M. B...A...a demandé au tribunal administratif de Bordeaux, d'une part, d'annuler la décision du 15 juillet 2008 du ministre du budget, des comptes publics et de la fonction publique refusant de réviser sa pension de retraite à raison des services accomplis entre le 1er septembre 2005 et le 1er mars 2008 ou, subsidiairement, de lui rembourser les retenues pour pensions effectuées sur cette période et, d'autre part, de condamner l'Etat à lui verser une somme de 80 000 euros au titre du préjudice résultant de son maintien en activité durant cette même période.

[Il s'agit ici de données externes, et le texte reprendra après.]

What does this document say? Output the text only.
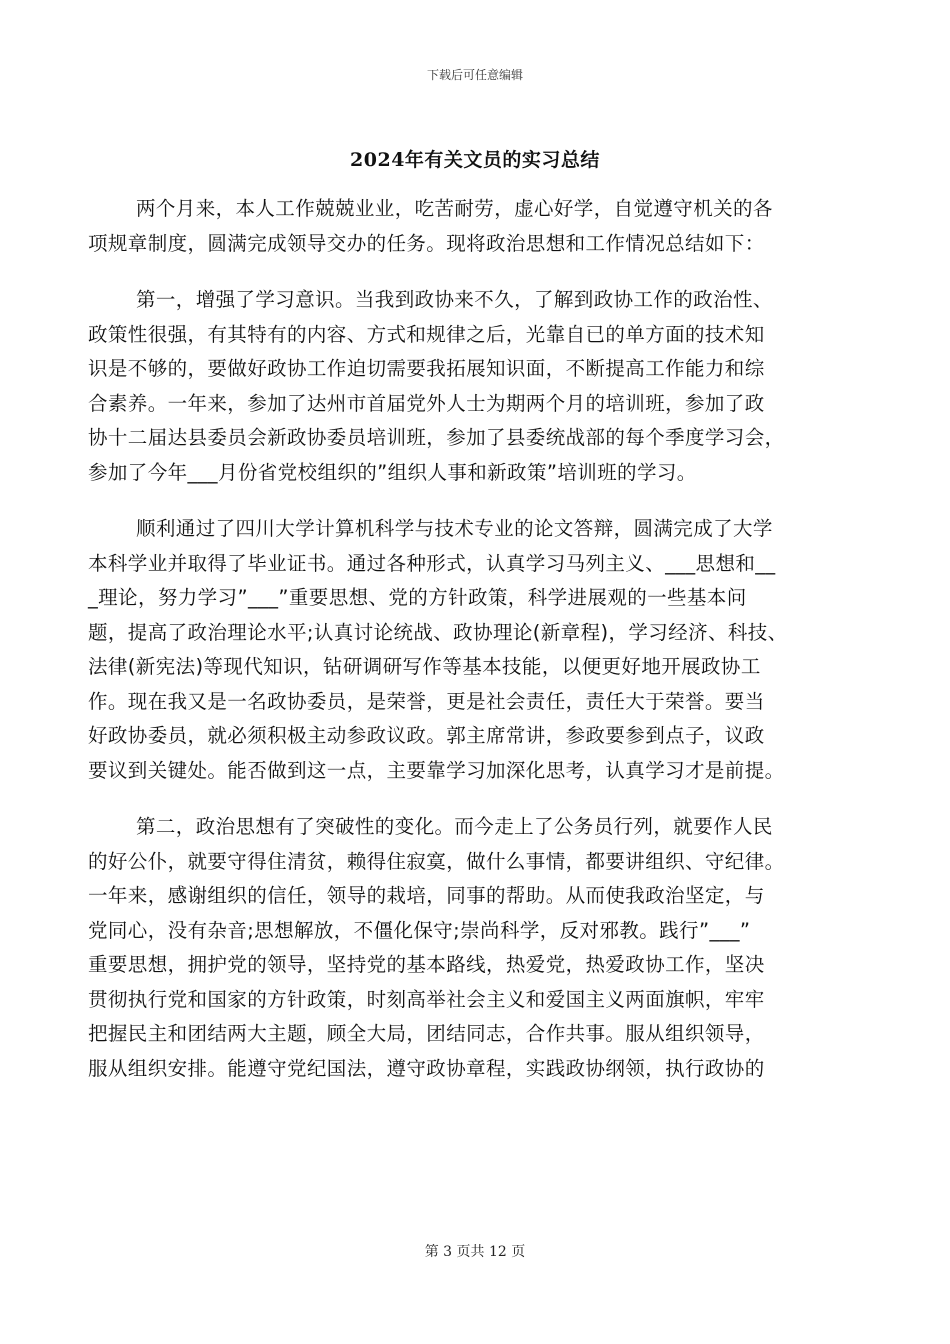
下载后可任意编辑
2024年有关文员的实习总结
两个月来，本人工作兢兢业业，吃苦耐劳，虚心好学，自觉遵守机关的各
项规章制度，圆满完成领导交办的任务。现将政治思想和工作情况总结如下：
第一，增强了学习意识。当我到政协来不久，了解到政协工作的政治性、
政策性很强，有其特有的内容、方式和规律之后，光靠自已的单方面的技术知
识是不够的，要做好政协工作迫切需要我拓展知识面，不断提高工作能力和综
合素养。一年来，参加了达州市首届党外人士为期两个月的培训班，参加了政
协十二届达县委员会新政协委员培训班，参加了县委统战部的每个季度学习会，
参加了今年___月份省党校组织的”组织人事和新政策”培训班的学习。
顺利通过了四川大学计算机科学与技术专业的论文答辩，圆满完成了大学
本科学业并取得了毕业证书。通过各种形式，认真学习马列主义、___思想和__
_理论，努力学习”___”重要思想、党的方针政策，科学进展观的一些基本问
题，提高了政治理论水平;认真讨论统战、政协理论(新章程)，学习经济、科技、
法律(新宪法)等现代知识，钻研调研写作等基本技能，以便更好地开展政协工
作。现在我又是一名政协委员，是荣誉，更是社会责任，责任大于荣誉。要当
好政协委员，就必须积极主动参政议政。郭主席常讲，参政要参到点子，议政
要议到关键处。能否做到这一点，主要靠学习加深化思考，认真学习才是前提。
第二，政治思想有了突破性的变化。而今走上了公务员行列，就要作人民
的好公仆，就要守得住清贫，赖得住寂寞，做什么事情，都要讲组织、守纪律。
一年来，感谢组织的信任，领导的栽培，同事的帮助。从而使我政治坚定，与
党同心，没有杂音;思想解放，不僵化保守;崇尚科学，反对邪教。践行”___”
重要思想，拥护党的领导，坚持党的基本路线，热爱党，热爱政协工作，坚决
贯彻执行党和国家的方针政策，时刻高举社会主义和爱国主义两面旗帜，牢牢
把握民主和团结两大主题，顾全大局，团结同志，合作共事。服从组织领导，
服从组织安排。能遵守党纪国法，遵守政协章程，实践政协纲领，执行政协的
第 3 页共 12 页
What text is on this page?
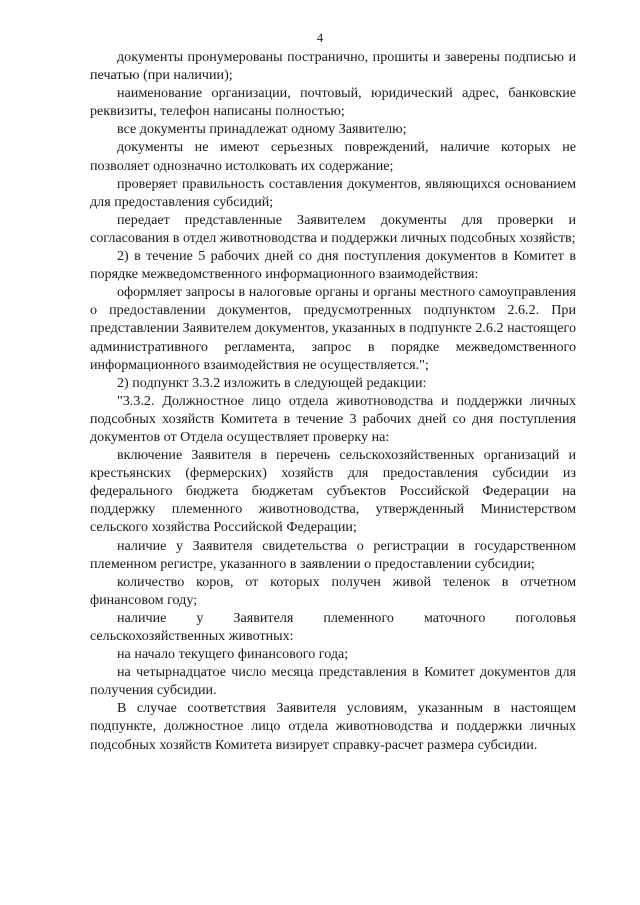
4

документы пронумерованы постранично, прошиты и заверены подписью и печатью (при наличии);

наименование организации, почтовый, юридический адрес, банковские реквизиты, телефон написаны полностью;

все документы принадлежат одному Заявителю;

документы не имеют серьезных повреждений, наличие которых не позволяет однозначно истолковать их содержание;

проверяет правильность составления документов, являющихся основанием для предоставления субсидий;

передает представленные Заявителем документы для проверки и согласования в отдел животноводства и поддержки личных подсобных хозяйств;

2) в течение 5 рабочих дней со дня поступления документов в Комитет в порядке межведомственного информационного взаимодействия:

оформляет запросы в налоговые органы и органы местного самоуправления о предоставлении документов, предусмотренных подпунктом 2.6.2. При представлении Заявителем документов, указанных в подпункте 2.6.2 настоящего административного регламента, запрос в порядке межведомственного информационного взаимодействия не осуществляется.";

2) подпункт 3.3.2 изложить в следующей редакции:

"3.3.2. Должностное лицо отдела животноводства и поддержки личных подсобных хозяйств Комитета в течение 3 рабочих дней со дня поступления документов от Отдела осуществляет проверку на:

включение Заявителя в перечень сельскохозяйственных организаций и крестьянских (фермерских) хозяйств для предоставления субсидии из федерального бюджета бюджетам субъектов Российской Федерации на поддержку племенного животноводства, утвержденный Министерством сельского хозяйства Российской Федерации;

наличие у Заявителя свидетельства о регистрации в государственном племенном регистре, указанного в заявлении о предоставлении субсидии;

количество коров, от которых получен живой теленок в отчетном финансовом году;

наличие у Заявителя племенного маточного поголовья сельскохозяйственных животных:

на начало текущего финансового года;

на четырнадцатое число месяца представления в Комитет документов для получения субсидии.

В случае соответствия Заявителя условиям, указанным в настоящем подпункте, должностное лицо отдела животноводства и поддержки личных подсобных хозяйств Комитета визирует справку-расчет размера субсидии.
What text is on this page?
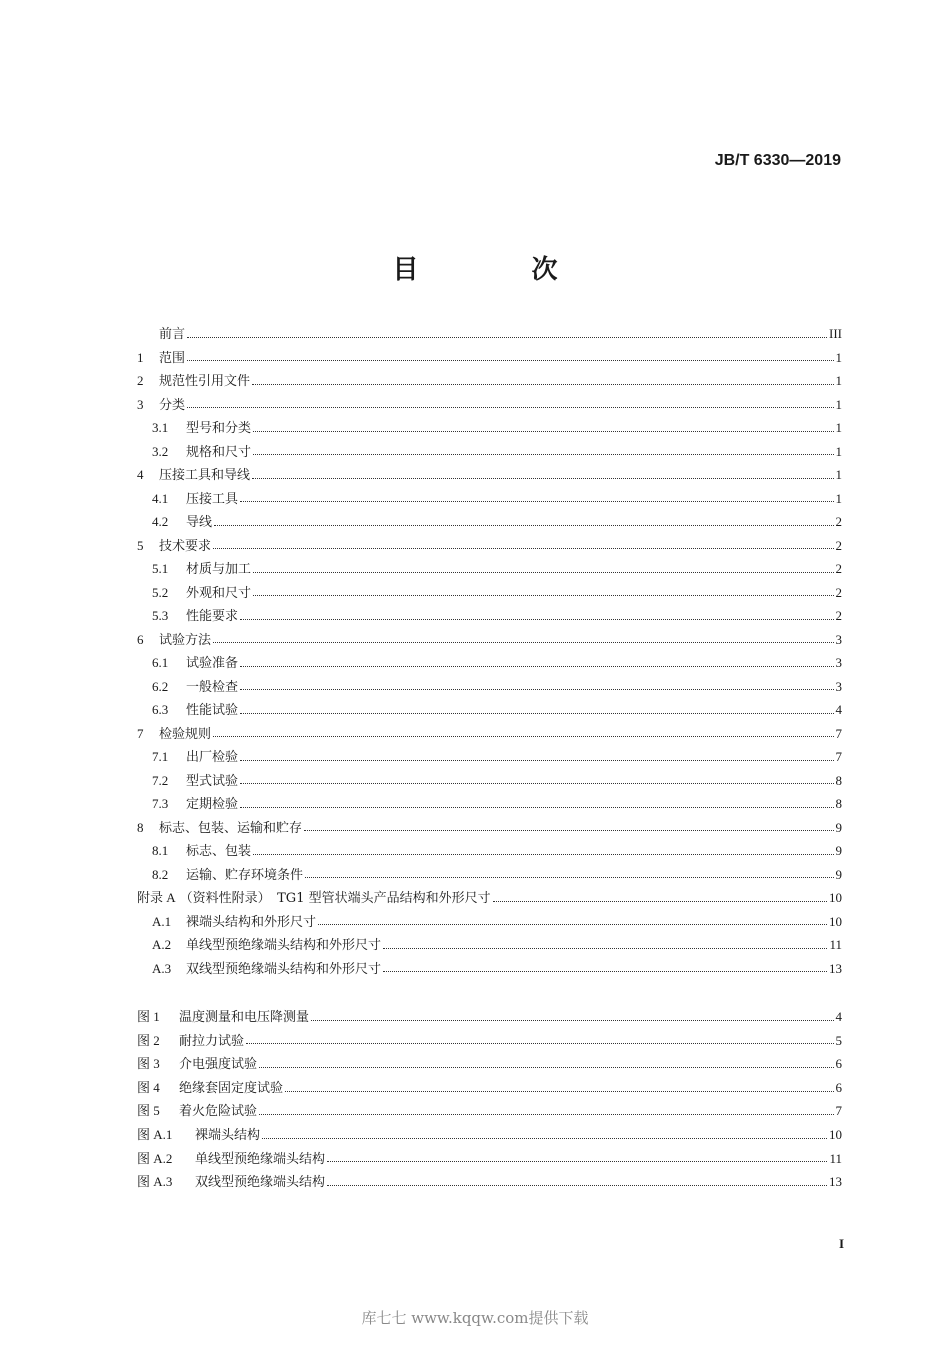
JB/T 6330—2019
目 次
前言	III
1	范围	1
2	规范性引用文件	1
3	分类	1
3.1	型号和分类	1
3.2	规格和尺寸	1
4	压接工具和导线	1
4.1	压接工具	1
4.2	导线	2
5	技术要求	2
5.1	材质与加工	2
5.2	外观和尺寸	2
5.3	性能要求	2
6	试验方法	3
6.1	试验准备	3
6.2	一般检查	3
6.3	性能试验	4
7	检验规则	7
7.1	出厂检验	7
7.2	型式试验	8
7.3	定期检验	8
8	标志、包装、运输和贮存	9
8.1	标志、包装	9
8.2	运输、贮存环境条件	9
附录 A （资料性附录）　TG1 型管状端头产品结构和外形尺寸	10
A.1	裸端头结构和外形尺寸	10
A.2	单线型预绝缘端头结构和外形尺寸	11
A.3	双线型预绝缘端头结构和外形尺寸	13
图 1	温度测量和电压降测量	4
图 2	耐拉力试验	5
图 3	介电强度试验	6
图 4	绝缘套固定度试验	6
图 5	着火危险试验	7
图 A.1	裸端头结构	10
图 A.2	单线型预绝缘端头结构	11
图 A.3	双线型预绝缘端头结构	13
I
库七七 www.kqqw.com提供下载
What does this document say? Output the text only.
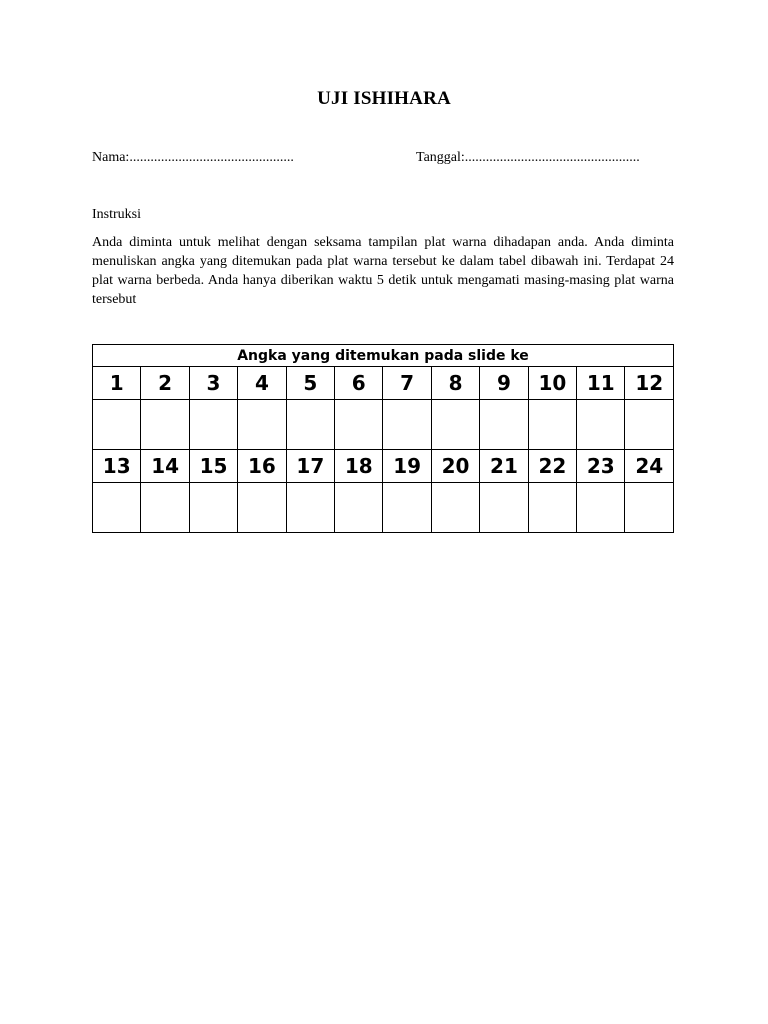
UJI ISHIHARA
Nama:...............................................	Tanggal:..................................................
Instruksi
Anda diminta untuk melihat dengan seksama tampilan plat warna dihadapan anda. Anda diminta menuliskan angka yang ditemukan pada plat warna tersebut ke dalam tabel dibawah ini. Terdapat 24 plat warna berbeda. Anda hanya diberikan waktu 5 detik untuk mengamati masing-masing plat warna tersebut
Angka yang ditemukan pada slide ke											
1	2	3	4	5	6	7	8	9	10	11	12

13	14	15	16	17	18	19	20	21	22	23	24
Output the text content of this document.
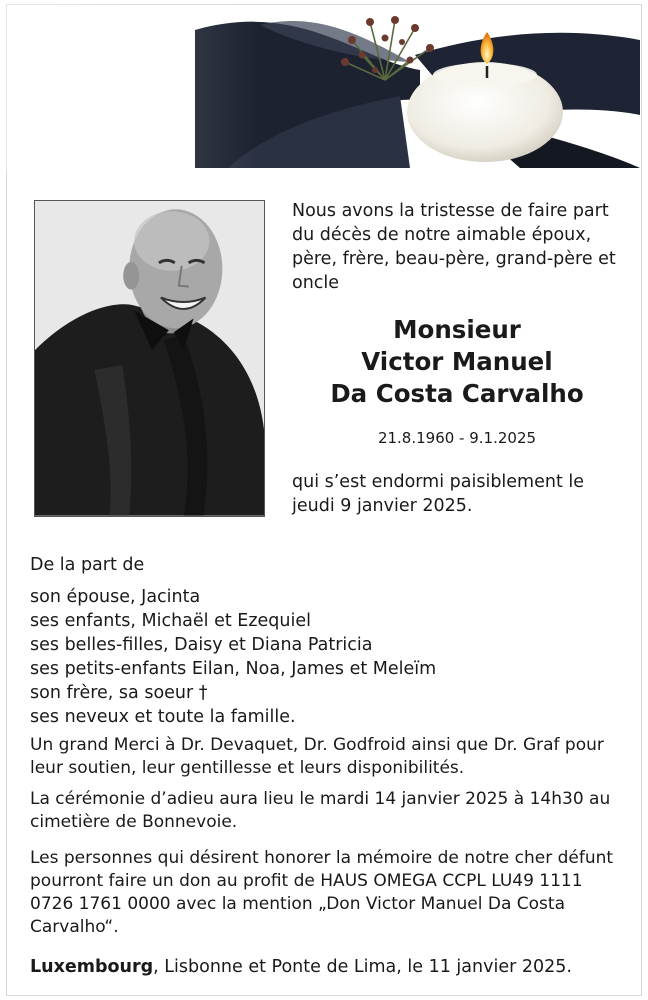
Nous avons la tristesse de faire part du décès de notre aimable époux, père, frère, beau-père, grand-père et oncle

Monsieur
Victor Manuel
Da Costa Carvalho
21.8.1960 - 9.1.2025

qui s’est endormi paisiblement le jeudi 9 janvier 2025.

De la part de
son épouse, Jacinta
ses enfants, Michaël et Ezequiel
ses belles-filles, Daisy et Diana Patricia
ses petits-enfants Eilan, Noa, James et Meleïm
son frère, sa soeur †
ses neveux et toute la famille.

Un grand Merci à Dr. Devaquet, Dr. Godfroid ainsi que Dr. Graf pour leur soutien, leur gentillesse et leurs disponibilités.

La cérémonie d’adieu aura lieu le mardi 14 janvier 2025 à 14h30 au cimetière de Bonnevoie.

Les personnes qui désirent honorer la mémoire de notre cher défunt pourront faire un don au profit de HAUS OMEGA CCPL LU49 1111 0726 1761 0000 avec la mention „Don Victor Manuel Da Costa Carvalho“.

Luxembourg, Lisbonne et Ponte de Lima, le 11 janvier 2025.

Par un jugement n° 0901629 du 28 décembre 2011, le tribunal administratif de Bordeaux a rejeté sa demande.

Par un arrêt n° 12BX00947 du 9 janvier 2014, la cour administrative d'appel de Bordeaux a, sur la demande de M.A..., en premier lieu, annulé ce jugement ainsi que la décision du 15 juillet 2008 refusant la révision de sa pension, en deuxième lieu, enjoint au ministre du budget, des comptes publics et de la fonction publique de réviser sa pension en tenant compte du supplément de liquidation dû au titre des services accomplis entre le 1er septembre 2005 et le 1er mars 2008, en troisième lieu, condamné l'Etat à lui verser une somme de 10 000 euros en réparation des préjudices subis et, en quatrième lieu, rejeté le surplus de ses conclusions.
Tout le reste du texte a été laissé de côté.